Gurdwara Shikar Ghat Sahib, a beautiful piece of architecture, is perched on a low hill about 300 metres from the river bank with higher wooded hills in the background.
Its distance from Takht Sri Hazur Sahib by road, across a bridge built over the Godavari though kar-seva, is about 12 km's.
It is said that Guru Gobind Singh came here following the chase (shikar) and killed a rabbit which in a former birth had been Maula Karar, a Sikh contemporary of Sri Guru Nanak Sahib Ji.
Maula Karar belonged to Sialkot (now in Pakistan). Maula Karar had once accompanied Guru Nanak during his travels, but when Guru Nanak went to see him on another occasion, Maula Karar avoided the Guru and hid himself for fear that the Guru might take him away again on a long journey.
Guru Nanak went away, but Maula Karar was bitten by a snake while he was hiding and died soon after. His repentent soul had since been wandering in different sub-human bodies until, so goes the legend, Guru Gobind Singh emancipated it by the touch of his arrow.
The present building complex of Gurdwara Sri Shikar Ghat Sahib was re-laid by Baba Jiwan Singh and Baba Dalip Singh Karseva Wale during the 1960s and early 1970s.

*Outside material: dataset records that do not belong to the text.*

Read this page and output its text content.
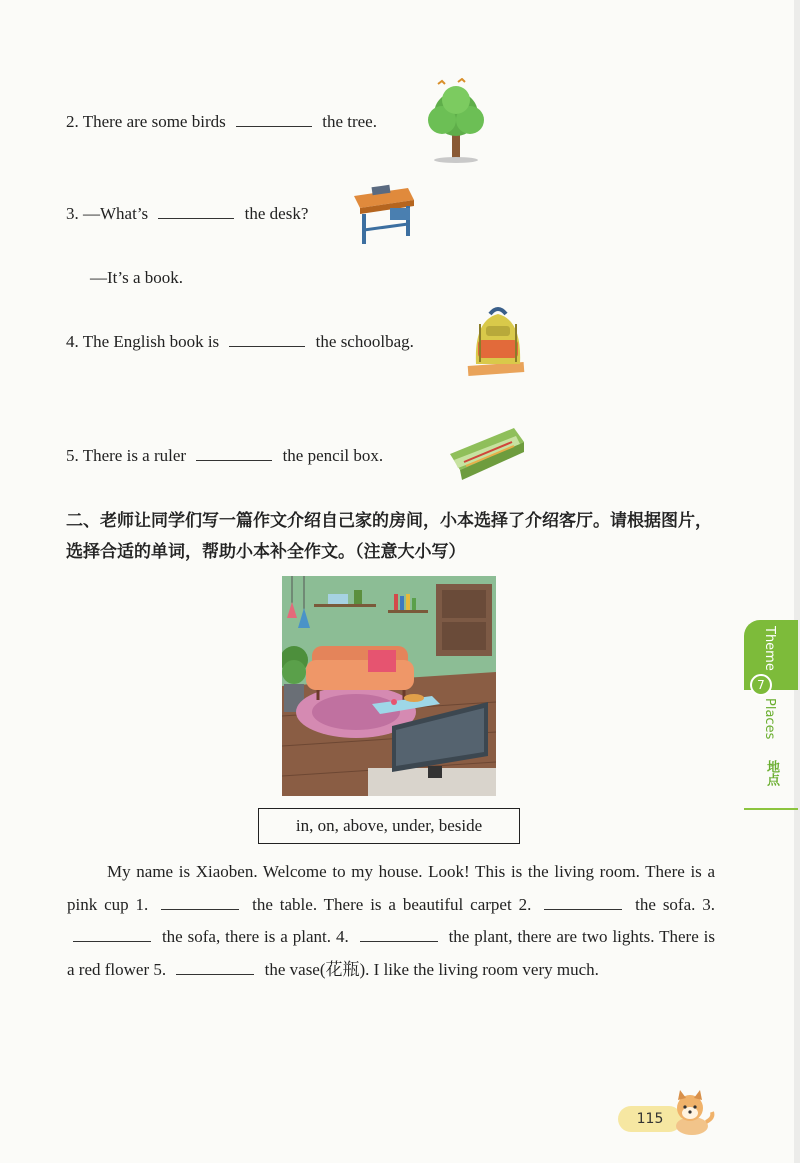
2. There are some birds	the tree.
3. —What’s	the desk?
—It’s a book.
4. The English book is	the schoolbag.
5. There is a ruler	the pencil box.
二、老师让同学们写一篇作文介绍自己家的房间，小本选择了介绍客厅。请根据图片，选择合适的单词，帮助小本补全作文。（注意大小写）
in, on, above, under, beside

My name is Xiaoben. Welcome to my house. Look! This is the living room. There is a pink cup 1.	the table. There is a beautiful carpet 2.	the sofa. 3.  the sofa, there is a plant. 4.	the plant, there are two lights. There is a red flower 5.	the vase(花瓶). I like the living room very much.

Theme
Places
地点
7
115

The square sanctum, where sri Guru Granth Sahib Ji is seated on a canopied throne of white marble, is in the middle of a square hall with walls covered with white marble slabs and ceiling with white glazed tiles.
Above the hall, there is a dome over the sanctum, domed kiosks at the corners, and decorative domelets along the length of the walls. The entire exterior from the base up to the top of the dome is covered with white marble slabs.
Even the pinnacle is of white marble. This Gurdwara at top of a small hill leaves a very healthy and ever lasting impression on the Sikhs visiting this holy spot. The Gurdwara is managed by the Gurdwara Board Takht Sri Hazur Sahib.